Своим путем | страница 40
Светает. Перед окном — тихий перекресток. На противоположном углу — двухэтажный отель. Справа к нему прилегает гараж, слева над ним возвышается глухая кирпичная стена восьмиэтажного дома. Высокая темная плоскость стены — как декорация на сцене. Маленький отельчик, заросший плющом, совсем как игрушечный. Над дверью горит призывный красный фонарик. На стене гаража жирными буквами написано: «Пушки и самолеты для Испании!» Рядом мелом — ругательство.
Знакомый с детства перекресток кажется чужим. Точно все приобрело затаенный смысл. И домик, и высокая стена, и надписи, и девица в желтом джемпере, которая в отсутствие клиентов вышла подышать утренним воздухом.
Глупая, невозможная усталость… И непонятная тревога…
Метла дворника скребет по мостовой, с ближайшей лавчонки с грохотом снимают деревянные ставни.
Сделав усилие, встаю, иду в ванную.
«Если выехать поездом через час, еще успею в Пуаньи. К Тильде».

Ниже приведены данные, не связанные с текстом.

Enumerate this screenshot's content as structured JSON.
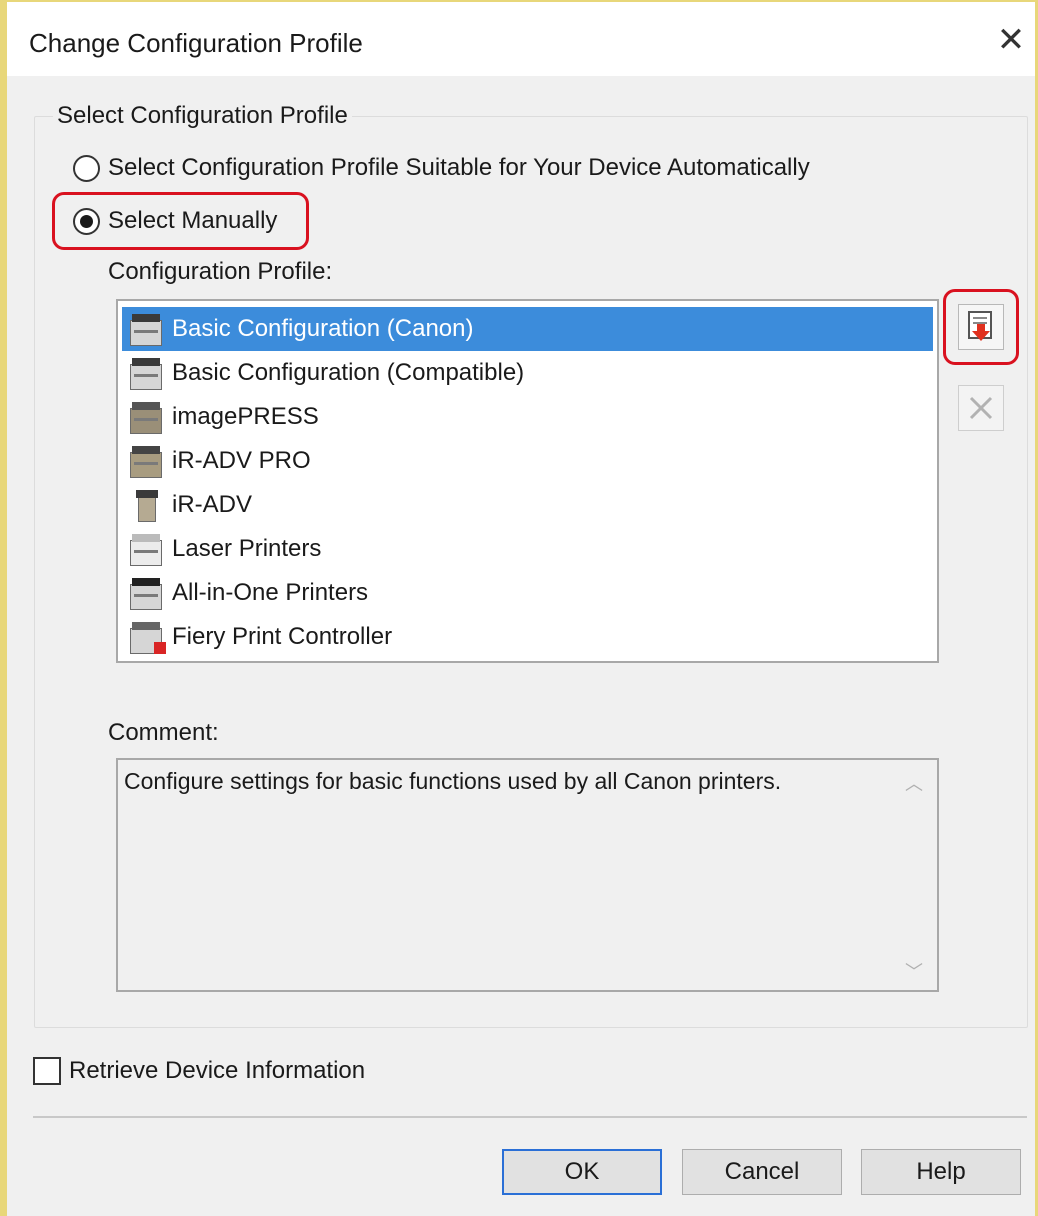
{
  "window": {
    "title": "Change Configuration Profile",
    "close_glyph": "✕"
  },
  "group": {
    "legend": "Select Configuration Profile",
    "radio_auto": {
      "label": "Select Configuration Profile Suitable for Your Device Automatically",
      "checked": false
    },
    "radio_manual": {
      "label": "Select Manually",
      "checked": true
    },
    "profile_label": "Configuration Profile:",
    "profiles": [
      {
        "label": "Basic Configuration (Canon)",
        "icon": "printer-basic-icon",
        "selected": true
      },
      {
        "label": "Basic Configuration (Compatible)",
        "icon": "printer-basic-icon",
        "selected": false
      },
      {
        "label": "imagePRESS",
        "icon": "production-printer-icon",
        "selected": false
      },
      {
        "label": "iR-ADV PRO",
        "icon": "production-printer-icon",
        "selected": false
      },
      {
        "label": "iR-ADV",
        "icon": "multifunction-printer-icon",
        "selected": false
      },
      {
        "label": "Laser Printers",
        "icon": "laser-printer-icon",
        "selected": false
      },
      {
        "label": "All-in-One Printers",
        "icon": "all-in-one-printer-icon",
        "selected": false
      },
      {
        "label": "Fiery Print Controller",
        "icon": "fiery-controller-icon",
        "selected": false
      }
    ],
    "comment_label": "Comment:",
    "comment_text": "Configure settings for basic functions used by all Canon printers."
  },
  "retrieve_checkbox": {
    "label": "Retrieve Device Information",
    "checked": false
  },
  "buttons": {
    "ok": "OK",
    "cancel": "Cancel",
    "help": "Help"
  },
  "colors": {
    "selection": "#3c8cdb",
    "highlight_annotation": "#d9111f",
    "import_arrow": "#e0301e"
  }
}
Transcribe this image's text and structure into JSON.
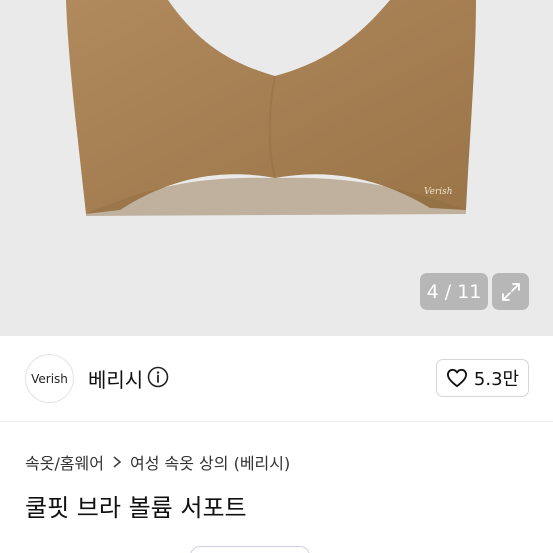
{
  "gallery": {
    "counter": "4 / 11",
    "product_logo": "Verish"
  },
  "seller": {
    "avatar_text": "Verish",
    "name": "베리시",
    "likes": "5.3만"
  },
  "breadcrumb": {
    "category": "속옷/홈웨어",
    "subcategory": "여성 속옷 상의 (베리시)"
  },
  "product": {
    "title": "쿨핏 브라 볼륨 서포트"
  }
}
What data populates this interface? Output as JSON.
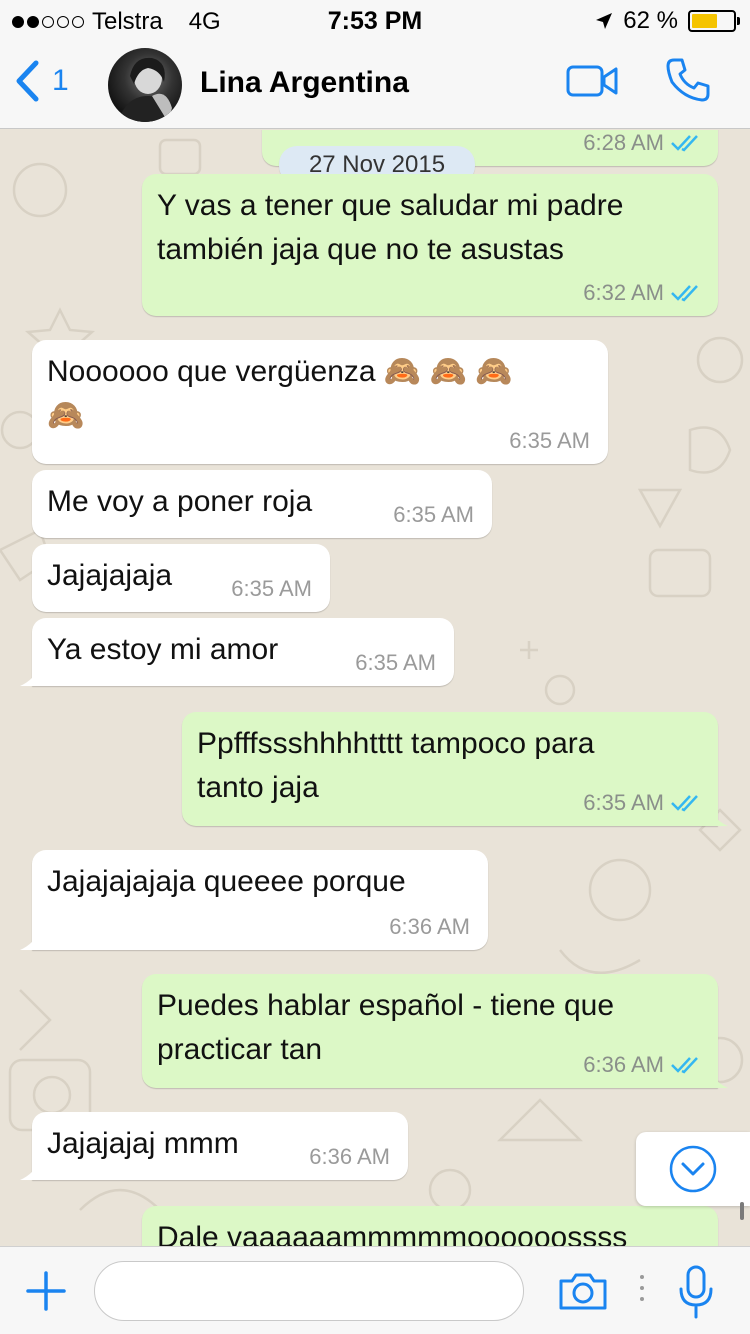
{
  "status_bar": {
    "carrier": "Telstra",
    "network": "4G",
    "time": "7:53 PM",
    "battery": "62 %",
    "battery_level": 0.62,
    "signal_bars_filled": 2,
    "signal_bars_total": 5
  },
  "header": {
    "back_count": "1",
    "contact_name": "Lina Argentina",
    "icons": [
      "back-chevron-icon",
      "video-call-icon",
      "phone-call-icon"
    ]
  },
  "chat": {
    "date_chip": "27 Nov 2015",
    "messages": [
      {
        "direction": "out",
        "text": "",
        "time": "6:28 AM",
        "read": true
      },
      {
        "direction": "out",
        "text": "Y vas a tener que saludar mi padre\ntambién jaja que no te asustas",
        "time": "6:32 AM",
        "read": true
      },
      {
        "direction": "in",
        "text": "Noooooo que vergüenza 🙈 🙈 🙈\n🙈",
        "time": "6:35 AM"
      },
      {
        "direction": "in",
        "text": "Me voy a poner roja",
        "time": "6:35 AM"
      },
      {
        "direction": "in",
        "text": "Jajajajaja",
        "time": "6:35 AM"
      },
      {
        "direction": "in",
        "text": "Ya estoy mi amor",
        "time": "6:35 AM"
      },
      {
        "direction": "out",
        "text": "Ppfffssshhhhtttt tampoco para\ntanto jaja",
        "time": "6:35 AM",
        "read": true
      },
      {
        "direction": "in",
        "text": "Jajajajajaja queeee porque",
        "time": "6:36 AM"
      },
      {
        "direction": "out",
        "text": "Puedes hablar español - tiene que\npracticar tan",
        "time": "6:36 AM",
        "read": true
      },
      {
        "direction": "in",
        "text": "Jajajajaj mmm",
        "time": "6:36 AM"
      },
      {
        "direction": "out",
        "text": "Dale vaaaaaammmmmoooooossss",
        "time": "",
        "read": true
      }
    ]
  },
  "input_bar": {
    "placeholder": "",
    "icons": [
      "plus-icon",
      "camera-icon",
      "microphone-icon"
    ]
  },
  "colors": {
    "accent": "#1a84f0",
    "outgoing_bubble": "#dcf8c6",
    "incoming_bubble": "#ffffff",
    "read_ticks": "#34b7f1",
    "wallpaper": "#e9e3d8"
  }
}
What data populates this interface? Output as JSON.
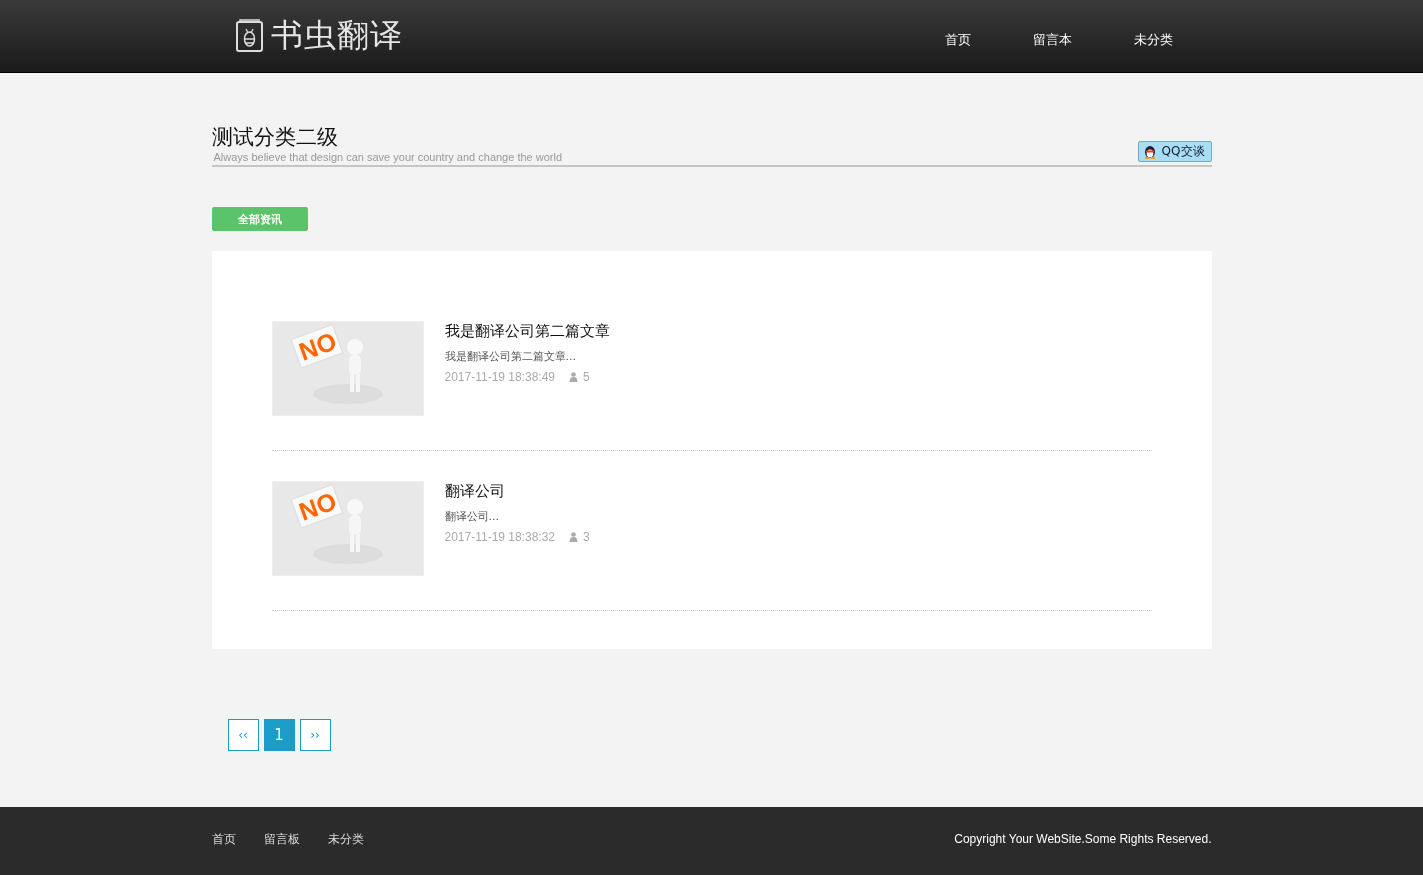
{
  "header": {
    "logo": "书虫翻译",
    "nav": [
      {
        "label": "首页"
      },
      {
        "label": "留言本"
      },
      {
        "label": "未分类"
      }
    ]
  },
  "page": {
    "title": "测试分类二级",
    "subtitle": "Always believe that design can save your country and change the world",
    "qq_button": "QQ交谈"
  },
  "filter_button": "全部资讯",
  "articles": [
    {
      "title": "我是翻译公司第二篇文章",
      "excerpt": "我是翻译公司第二篇文章...",
      "date": "2017-11-19 18:38:49",
      "views": "5",
      "thumb_text": "NO"
    },
    {
      "title": "翻译公司",
      "excerpt": "翻译公司...",
      "date": "2017-11-19 18:38:32",
      "views": "3",
      "thumb_text": "NO"
    }
  ],
  "pagination": [
    {
      "label": "‹‹",
      "selected": false
    },
    {
      "label": "1",
      "selected": true
    },
    {
      "label": "››",
      "selected": false
    }
  ],
  "footer": {
    "links": [
      {
        "label": "首页"
      },
      {
        "label": "留言板"
      },
      {
        "label": "未分类"
      }
    ],
    "copyright": "Copyright Your WebSite.Some Rights Reserved."
  }
}
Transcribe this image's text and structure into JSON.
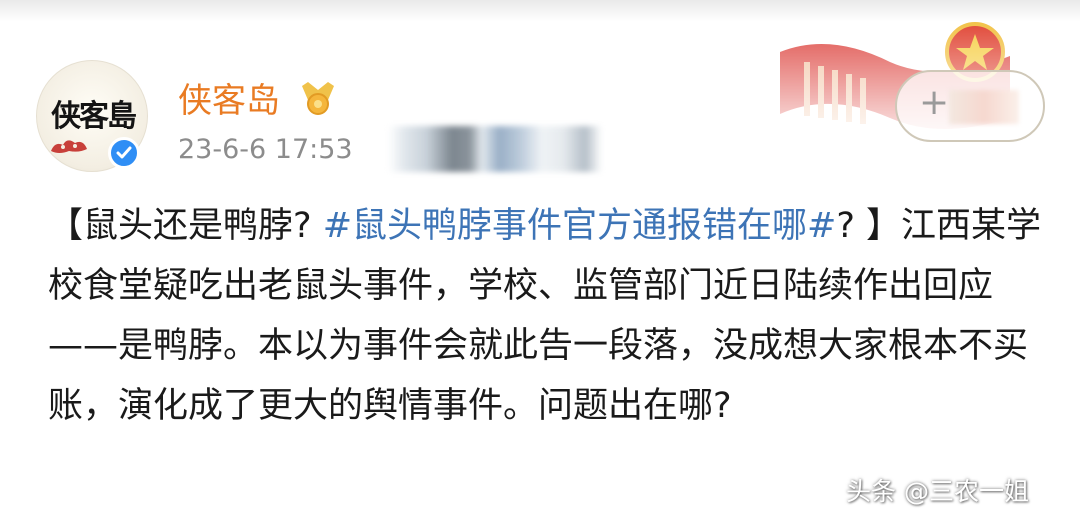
{
  "post": {
    "author": {
      "name": "侠客岛",
      "avatar_text": "侠客島",
      "verified": true
    },
    "timestamp": "23-6-6 17:53",
    "follow_button": {
      "icon": "plus-icon",
      "label_obscured": true
    },
    "content": {
      "open_bracket": "【鼠头还是鸭脖? ",
      "hashtag": "#鼠头鸭脖事件官方通报错在哪#",
      "after_hashtag": "? 】江西某学校食堂疑吃出老鼠头事件，学校、监管部门近日陆续作出回应——是鸭脖。本以为事件会就此告一段落，没成想大家根本不买账，演化成了更大的舆情事件。问题出在哪?"
    }
  },
  "watermark": "头条 @三农一姐",
  "colors": {
    "author_name": "#e97b23",
    "hashtag": "#3d74b6",
    "timestamp": "#8c8c8c",
    "verified_badge": "#2f8ef5"
  }
}
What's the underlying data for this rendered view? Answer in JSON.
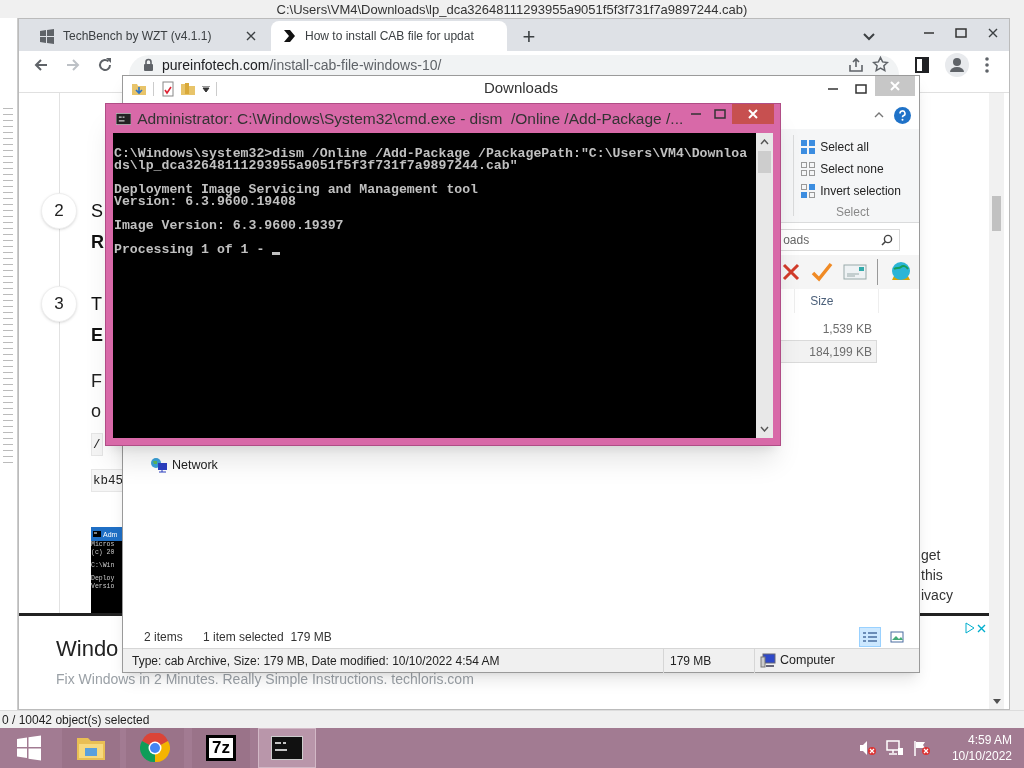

Прожив длинную жизнь, мы меняемся настолько, что порой сами не помним, какими мы были когда-то. Но, встретив друзей далекой юности, мы снова становимся такими, какими были в молодости. Конечно, ненадолго, но все же! Прошлое живет в подсознании, и всегда возможен кратковременный возврат к былому. Но если жизненный путь был длинным и мучительным, мы инстинктивно выключаем из памяти наиболее тяжелые отрезки пройденного пути и наш внутренний мир раздваивается: или прошлое, или настоящее. А они бывают не только очень различны, но и психологически несовместимы. И тогда воскресшее прошлое и радует и тревожит.
В свой последний приезд в Москву Эли сидел вот на этом диване, у моего стола, опустив плечи, чуть иронически скривив губы, и смотрел в окно на ночной город, на огоньки машин, бегущих по Дорогомиловской набережной. На черном фоне стекла отражался знакомый силуэт, седеющие виски, уставшие глаза и на отвороте пиджака алый скромный значок офицера Почетного легиона. Рядом со мной сидел не известный ученый, член правительственной делегации Франции, а студент Латинского квартала.
Мы говорили о наших ребятах. Ги и Куки живут недалеко от Парижа. Их имена известны в мире науки. Книги Ги стоят у меня в шкафу. Пьер и Жаклин преуспели, принадлежат к избранному кругу общества. Мириам осталась верна нашей молодости: вернувшись чудом из Равенсбрюка, она живет одна в центре Парижа, у Буль Миша. Вспомнили Латинский квартал, посмеялись. Радость ожившей юности!
А потом мы долго смотрели в окно. И из ночной тьмы на нас смотрели те, кто погиб, о ком мы умолчали. Тревога и боль ожившей юности!